Lowering the age "is one critical component in addressing that," Pritzker said and is the he one way Illinois is diverging from ACIP guidelines now.

"The ACIP term 'frontline essential worker' is really focused on those individuals who carry a higher risk of COVID-19 exposure, in large part because their work duties can't be performed remotely," Pritzker said.

The CDC estimates about 30 million Americans are frontline essential workers, including first responders, like firefighters and police officers; educations, like teachers, support staff, and child care workers; people in essential industries, like the postal service, manufacturing and distribution, public transit, food and agriculture, grocery stores, and congregate facilities.

Pritzker said Illinois is increasing the number of providers who can give vaccinations so they can implement widespread and more equitable distribution. His administration has issued additional non-discrimination guidance, so vulnerable communities "receive equitable, informed access to these vaccines."

Phase 1B will begin when Phase 1A is substantially complete. All in all, Phase 1B totals approximately 3.2 million people throughout the state of Illinois.
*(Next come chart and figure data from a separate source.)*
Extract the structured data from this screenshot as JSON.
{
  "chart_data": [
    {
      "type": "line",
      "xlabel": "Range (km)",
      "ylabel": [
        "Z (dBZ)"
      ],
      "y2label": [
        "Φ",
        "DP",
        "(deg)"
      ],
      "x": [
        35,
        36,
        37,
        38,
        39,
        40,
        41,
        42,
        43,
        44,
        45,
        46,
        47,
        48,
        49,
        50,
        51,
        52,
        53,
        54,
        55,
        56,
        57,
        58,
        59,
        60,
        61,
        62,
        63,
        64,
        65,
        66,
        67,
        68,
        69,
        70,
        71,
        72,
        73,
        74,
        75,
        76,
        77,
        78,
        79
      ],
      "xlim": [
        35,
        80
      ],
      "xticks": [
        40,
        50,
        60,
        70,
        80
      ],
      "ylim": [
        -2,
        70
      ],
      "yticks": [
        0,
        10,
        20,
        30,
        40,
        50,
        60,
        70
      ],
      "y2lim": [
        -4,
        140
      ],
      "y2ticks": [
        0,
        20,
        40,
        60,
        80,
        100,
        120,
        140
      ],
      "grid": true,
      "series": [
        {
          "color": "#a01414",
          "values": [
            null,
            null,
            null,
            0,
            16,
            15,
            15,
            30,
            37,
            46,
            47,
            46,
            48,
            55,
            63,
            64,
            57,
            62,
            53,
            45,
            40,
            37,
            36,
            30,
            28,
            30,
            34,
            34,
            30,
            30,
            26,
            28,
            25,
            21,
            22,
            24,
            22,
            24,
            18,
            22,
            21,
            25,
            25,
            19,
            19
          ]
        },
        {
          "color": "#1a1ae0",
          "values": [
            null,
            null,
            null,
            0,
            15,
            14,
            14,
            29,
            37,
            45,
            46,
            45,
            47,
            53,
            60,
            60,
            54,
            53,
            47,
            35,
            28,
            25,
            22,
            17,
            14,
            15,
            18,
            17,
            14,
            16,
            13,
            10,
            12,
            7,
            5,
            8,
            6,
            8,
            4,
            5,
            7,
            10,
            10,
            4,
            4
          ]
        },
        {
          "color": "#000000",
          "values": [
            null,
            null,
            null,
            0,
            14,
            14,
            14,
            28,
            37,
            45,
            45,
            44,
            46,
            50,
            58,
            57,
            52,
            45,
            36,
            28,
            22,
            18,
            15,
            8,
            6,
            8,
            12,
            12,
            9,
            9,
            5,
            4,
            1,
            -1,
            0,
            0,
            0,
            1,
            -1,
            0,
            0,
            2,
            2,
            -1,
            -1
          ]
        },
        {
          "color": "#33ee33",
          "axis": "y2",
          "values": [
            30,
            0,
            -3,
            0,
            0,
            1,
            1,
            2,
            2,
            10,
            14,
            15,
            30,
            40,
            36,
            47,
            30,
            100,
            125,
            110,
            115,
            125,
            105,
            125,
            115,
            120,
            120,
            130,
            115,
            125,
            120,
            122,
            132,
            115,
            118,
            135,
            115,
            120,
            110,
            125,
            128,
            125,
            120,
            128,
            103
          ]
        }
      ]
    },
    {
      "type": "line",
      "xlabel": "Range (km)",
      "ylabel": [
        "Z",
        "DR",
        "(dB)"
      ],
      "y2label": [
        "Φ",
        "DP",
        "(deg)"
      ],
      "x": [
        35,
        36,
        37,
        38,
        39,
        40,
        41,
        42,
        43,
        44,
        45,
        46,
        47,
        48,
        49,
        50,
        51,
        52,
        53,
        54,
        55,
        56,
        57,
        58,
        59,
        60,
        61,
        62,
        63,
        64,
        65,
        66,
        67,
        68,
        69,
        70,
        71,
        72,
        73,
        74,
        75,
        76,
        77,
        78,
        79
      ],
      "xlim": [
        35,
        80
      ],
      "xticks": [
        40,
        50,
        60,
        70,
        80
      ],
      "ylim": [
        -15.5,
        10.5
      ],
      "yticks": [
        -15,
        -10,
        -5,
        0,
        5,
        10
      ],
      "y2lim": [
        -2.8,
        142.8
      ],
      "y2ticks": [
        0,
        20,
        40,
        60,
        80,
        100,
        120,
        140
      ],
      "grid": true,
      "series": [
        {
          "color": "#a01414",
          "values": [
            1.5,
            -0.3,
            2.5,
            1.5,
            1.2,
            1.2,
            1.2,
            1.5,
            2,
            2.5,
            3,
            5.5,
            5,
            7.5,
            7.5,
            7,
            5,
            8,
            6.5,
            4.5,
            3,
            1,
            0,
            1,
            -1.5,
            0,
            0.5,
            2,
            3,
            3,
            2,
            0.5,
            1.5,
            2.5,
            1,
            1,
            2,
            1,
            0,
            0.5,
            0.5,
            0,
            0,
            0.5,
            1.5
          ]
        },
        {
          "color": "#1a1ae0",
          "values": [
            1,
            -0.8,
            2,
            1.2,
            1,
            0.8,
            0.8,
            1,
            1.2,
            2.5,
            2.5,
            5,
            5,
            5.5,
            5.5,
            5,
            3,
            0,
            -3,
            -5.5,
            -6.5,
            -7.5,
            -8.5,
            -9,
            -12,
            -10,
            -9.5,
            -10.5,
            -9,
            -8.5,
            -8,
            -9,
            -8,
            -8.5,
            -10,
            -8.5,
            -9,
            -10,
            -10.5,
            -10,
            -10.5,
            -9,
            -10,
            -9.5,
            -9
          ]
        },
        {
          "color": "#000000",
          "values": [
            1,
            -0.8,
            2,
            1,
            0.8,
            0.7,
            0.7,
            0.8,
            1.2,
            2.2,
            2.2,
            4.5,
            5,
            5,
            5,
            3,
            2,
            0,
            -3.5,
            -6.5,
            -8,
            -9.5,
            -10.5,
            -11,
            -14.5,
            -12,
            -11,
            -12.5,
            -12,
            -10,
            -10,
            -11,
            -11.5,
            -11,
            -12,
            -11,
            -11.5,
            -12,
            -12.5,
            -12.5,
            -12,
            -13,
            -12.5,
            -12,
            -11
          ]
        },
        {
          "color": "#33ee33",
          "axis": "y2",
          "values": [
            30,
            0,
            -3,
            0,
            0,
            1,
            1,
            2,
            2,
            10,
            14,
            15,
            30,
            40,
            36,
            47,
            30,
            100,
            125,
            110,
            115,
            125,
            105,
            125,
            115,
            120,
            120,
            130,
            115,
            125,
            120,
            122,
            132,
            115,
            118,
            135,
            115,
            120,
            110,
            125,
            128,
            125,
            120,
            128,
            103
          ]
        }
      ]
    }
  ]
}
"Since Nov. 30, I have maintained, at the advice of Dr. Fauci, of Dr. Ezike, of IDPH and other infectious disease experts, that it would be unwise to downgrade any region from our current Tier 3 mitigations while in the holiday season. When people were particularly prone to gather in multi-family groups and do it without masks, the thing that could deliver the worrisome surge upon a surge. I'm incredibly grateful to the people of Illinois for making the difficult choice to take extra caution around Thanksgiving. Illinois did not experience the post-Thanksgiving uptick at a rate that plagued most of the rest of the country. And we're watching closely in this incubation period post-Christmas and New Year's.
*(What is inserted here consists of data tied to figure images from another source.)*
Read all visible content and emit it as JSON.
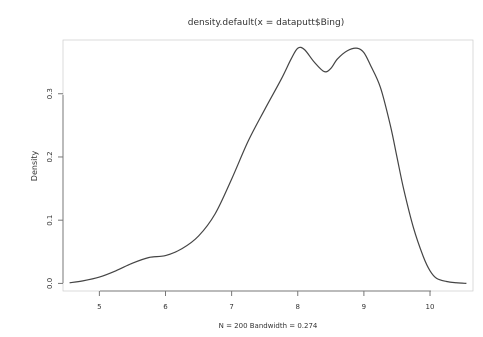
{
  "chart_data": {
    "type": "line",
    "title": "density.default(x = dataputt$Bing)",
    "xlabel": "N = 200   Bandwidth = 0.274",
    "ylabel": "Density",
    "xlim": [
      4.45,
      10.65
    ],
    "ylim": [
      -0.012,
      0.385
    ],
    "x_ticks": [
      5,
      6,
      7,
      8,
      9,
      10
    ],
    "y_ticks": [
      0.0,
      0.1,
      0.2,
      0.3
    ],
    "x_tick_labels": [
      "5",
      "6",
      "7",
      "8",
      "9",
      "10"
    ],
    "y_tick_labels": [
      "0.0",
      "0.1",
      "0.2",
      "0.3"
    ],
    "grid": false,
    "legend": "none",
    "line_color": "#444444",
    "series": [
      {
        "x": [
          4.55,
          4.75,
          5.0,
          5.25,
          5.5,
          5.75,
          6.0,
          6.25,
          6.5,
          6.75,
          7.0,
          7.25,
          7.5,
          7.75,
          7.9,
          8.0,
          8.1,
          8.25,
          8.4,
          8.5,
          8.6,
          8.75,
          8.9,
          9.0,
          9.1,
          9.25,
          9.4,
          9.5,
          9.6,
          9.75,
          9.9,
          10.0,
          10.1,
          10.25,
          10.4,
          10.55
        ],
        "y": [
          0.001,
          0.004,
          0.01,
          0.02,
          0.032,
          0.041,
          0.044,
          0.055,
          0.075,
          0.11,
          0.165,
          0.225,
          0.275,
          0.323,
          0.355,
          0.372,
          0.37,
          0.35,
          0.335,
          0.34,
          0.355,
          0.368,
          0.372,
          0.365,
          0.345,
          0.31,
          0.25,
          0.2,
          0.15,
          0.088,
          0.042,
          0.02,
          0.008,
          0.003,
          0.001,
          0.0
        ]
      }
    ]
  }
}
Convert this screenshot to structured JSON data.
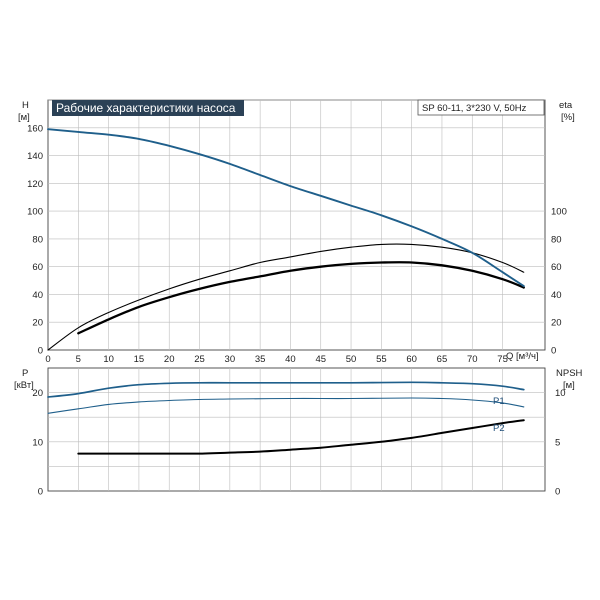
{
  "chart_data": [
    {
      "type": "line",
      "title": "Рабочие характеристики насоса",
      "model": "SP 60-11, 3*230 V, 50Hz",
      "xlabel": "Q [м³/ч]",
      "ylabel_left": [
        "H",
        "[м]"
      ],
      "ylabel_right": [
        "eta",
        "[%]"
      ],
      "xlim": [
        0,
        82
      ],
      "ylim_left": [
        0,
        180
      ],
      "ylim_right_ticks": [
        0,
        20,
        40,
        60,
        80,
        100
      ],
      "x_ticks": [
        0,
        5,
        10,
        15,
        20,
        25,
        30,
        35,
        40,
        45,
        50,
        55,
        60,
        65,
        70,
        75
      ],
      "y_ticks_left": [
        0,
        20,
        40,
        60,
        80,
        100,
        120,
        140,
        160
      ],
      "grid": true,
      "series": [
        {
          "name": "H",
          "color": "#1f5f8b",
          "x": [
            0,
            5,
            10,
            15,
            20,
            25,
            30,
            35,
            40,
            45,
            50,
            55,
            60,
            65,
            70,
            75,
            78.5
          ],
          "y": [
            159,
            157,
            155,
            152,
            147,
            141,
            134,
            126,
            118,
            111,
            104,
            97,
            89,
            80,
            70,
            56,
            46
          ]
        },
        {
          "name": "eta",
          "color": "#000000",
          "x": [
            5,
            10,
            15,
            20,
            25,
            30,
            35,
            40,
            45,
            50,
            55,
            60,
            65,
            70,
            75,
            78.5
          ],
          "y": [
            12,
            22,
            31,
            38,
            44,
            49,
            53,
            57,
            60,
            62,
            63,
            63,
            61,
            57,
            51,
            45
          ]
        },
        {
          "name": "eta-thin",
          "color": "#000000",
          "x": [
            0,
            5,
            10,
            15,
            20,
            25,
            30,
            35,
            40,
            45,
            50,
            55,
            60,
            65,
            70,
            75,
            78.5
          ],
          "y": [
            0,
            16,
            27,
            36,
            44,
            51,
            57,
            63,
            67,
            71,
            74,
            76,
            76,
            74,
            70,
            63,
            56
          ]
        }
      ]
    },
    {
      "type": "line",
      "ylabel_left": [
        "P",
        "[кВт]"
      ],
      "ylabel_right": [
        "NPSH",
        "[м]"
      ],
      "xlim": [
        0,
        82
      ],
      "ylim_left": [
        0,
        25
      ],
      "y_ticks_left": [
        0,
        10,
        20
      ],
      "y_ticks_right": [
        0,
        5,
        10
      ],
      "grid": true,
      "series": [
        {
          "name": "P1",
          "color": "#1f5f8b",
          "x": [
            0,
            5,
            10,
            15,
            20,
            25,
            30,
            40,
            50,
            60,
            65,
            70,
            75,
            78.5
          ],
          "y": [
            19.1,
            19.8,
            20.9,
            21.6,
            21.9,
            22.0,
            22.0,
            22.0,
            22.0,
            22.1,
            22.0,
            21.8,
            21.3,
            20.6
          ]
        },
        {
          "name": "P2",
          "color": "#1f5f8b",
          "x": [
            0,
            5,
            10,
            15,
            20,
            25,
            30,
            40,
            50,
            60,
            65,
            70,
            75,
            78.5
          ],
          "y": [
            15.8,
            16.7,
            17.6,
            18.1,
            18.4,
            18.6,
            18.7,
            18.8,
            18.8,
            18.9,
            18.8,
            18.5,
            17.9,
            17.1
          ]
        },
        {
          "name": "NPSH",
          "color": "#000000",
          "x": [
            5,
            10,
            15,
            20,
            25,
            30,
            35,
            40,
            45,
            50,
            55,
            60,
            65,
            70,
            75,
            78.5
          ],
          "y": [
            3.8,
            3.8,
            3.8,
            3.8,
            3.8,
            3.9,
            4.0,
            4.2,
            4.4,
            4.7,
            5.0,
            5.4,
            5.9,
            6.4,
            6.9,
            7.2
          ]
        }
      ]
    }
  ]
}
"I'm cautiously optimistic as there are some early signs that some regions have made real progress and won't reverse that progress this week or next. So on Jan. 15, exactly one incubation period from New Year's Day, any region that has met the metrics for a reduction of mitigations will be able to move out of Tier 3 of the mitigation plan," Pritzker said.

"My prayer for the New Year is that everyone stays healthy and all of our regions continue to move in the right direction."

IDPH Director Dr. Ngozi Ezike announced Wednesday 7,569 new positive cases of COVID-19 and 139 more deaths.

Since the start of the pandemic, 999,288 people in Illinois have tested positive for COVID-19. The state’s death toll now stands at 17,096.

The new cases were among 80,974 tests sent to the Illinois Department of Public Health, slightly lowering the state’s positivity rate from 8.5% to 8.4%.

As of Wednesday night, 3,928 people statewide were hospitalized due to COVID-19, with 812 patients requiring intensive care and 451 on ventilators.